At least once a week you should go back over the things you have studied in class. Thinking things over can help you to understand the concepts and help you remember when you need them the most.

Get a friend or family member to quiz you on key concepts. Offer to help your friends with their work too. Quizzes are great ways to get confident about what you know and find out what you still need to learn.

Think up some practice exam questions or create your own flash cards to help you study. This way you learn it all twice: once when you make the study materials and once when you use them to revise.

Take Breaks

It is important to take breaks while you are studying, especially if you are feeling tired or frustrated. Working too long on a task can actually decrease your performance. When you take a break, make sure you get away from your desk or study space.

A bit of physical activity – even just a walk around the block – can sometimes help you to look at a problem in a different way and could even help you to solve it.

Ask for Help

If you are stuck on something, or something just does not seem to make sense, you can always ask for help. Talk to your teachers or lecturers about the things you don’t understand. Talk to your friends and fellow students too.

Stay Motivated

When you are studying it helps to keep in mind your reasons for doing all this hard work, like a course or career you are working towards. It can help to have something in your study space to remind you of your goals.

You could also decorate your study space with inspirational quotes or photos of people you admire and family members you want to make proud of you.

Take Care of Yourself

You will study better if you take care of yourself.

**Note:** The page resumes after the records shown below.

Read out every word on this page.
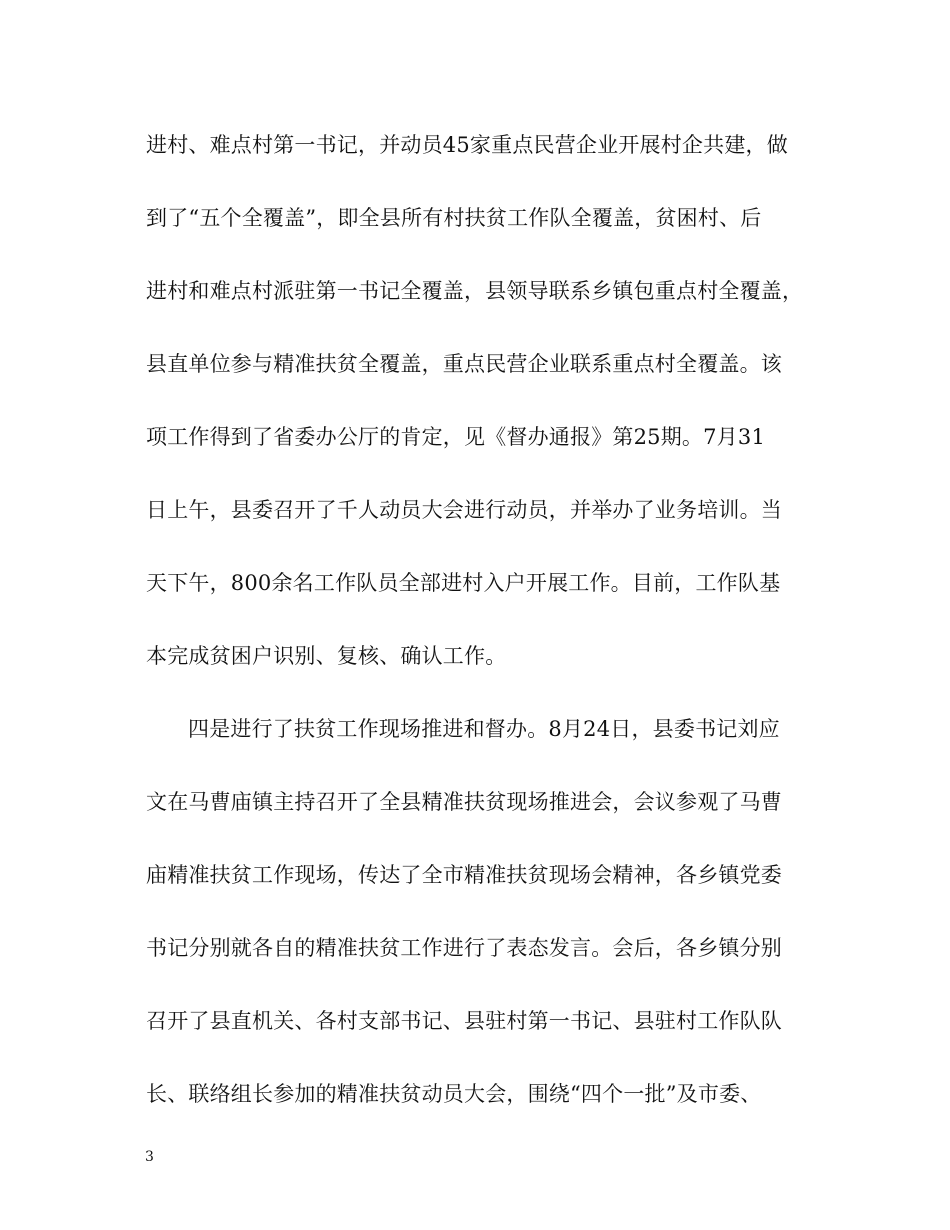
进村、难点村第一书记，并动员45家重点民营企业开展村企共建，做
到了“五个全覆盖”，即全县所有村扶贫工作队全覆盖，贫困村、后
进村和难点村派驻第一书记全覆盖，县领导联系乡镇包重点村全覆盖，
县直单位参与精准扶贫全覆盖，重点民营企业联系重点村全覆盖。该
项工作得到了省委办公厅的肯定，见《督办通报》第25期。7月31
日上午，县委召开了千人动员大会进行动员，并举办了业务培训。当
天下午，800余名工作队员全部进村入户开展工作。目前，工作队基
本完成贫困户识别、复核、确认工作。
四是进行了扶贫工作现场推进和督办。8月24日，县委书记刘应
文在马曹庙镇主持召开了全县精准扶贫现场推进会，会议参观了马曹
庙精准扶贫工作现场，传达了全市精准扶贫现场会精神，各乡镇党委
书记分别就各自的精准扶贫工作进行了表态发言。会后，各乡镇分别
召开了县直机关、各村支部书记、县驻村第一书记、县驻村工作队队
长、联络组长参加的精准扶贫动员大会，围绕“四个一批”及市委、
3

Make sure you eat well and get enough sleep and physical exercise. Do not reward yourself with too many sugary or fatty snacks or push yourself to study late into the night. It is also a good idea to make sure you drink lots of water when you are studying.

App it Up

There are lots of app out there for helping students with all aspects of study. Have a chat with your friends and teachers/lecturers to see which apps they recommend. I would specially recommend “tut” it’s on android play store.

Place of study

A lot of people make the mistake of studying in a place that really is not conducive to concentrating. A place with a lot of distractions makes for a poor study area. If you try and study in your dorm room, for instance, you may find the computer, TV, or a roommate more interesting than the reading material you are trying to digest.

The library, a nook in a student lounge or study hall, or a quiet coffee house are good places to check out. Make sure to choose the quiet areas in these places, not the loud, central gathering areas. Investigate multiple places on-campus and off-campus, don’t just pick the first one your find as “good enough” for your needs and habits. Finding an ideal study place is important, because it’s one you can reliably count on for the next few years.

Now here comes the long anticipated truth, when you might have followed the above mentioned steps consecutively with consistency. On the day schedule for the examination, when you see the questions all you do is pause and imagine yourself;

*Walk back home

*Pick up your textbook, notebook or journal.

*Sitting in your place of study.

*Flipping gently through the pages, integrating all the little information you’ve gathered over time. Then you start replicating it on your answer booklet.

As easy as Dx, Dy and Dz.

I would say a “big April Fool” to you considering the heading on this article, but the content is all you need to create a milestone in your academics. Nothing good comes easy, hard work pays a lot.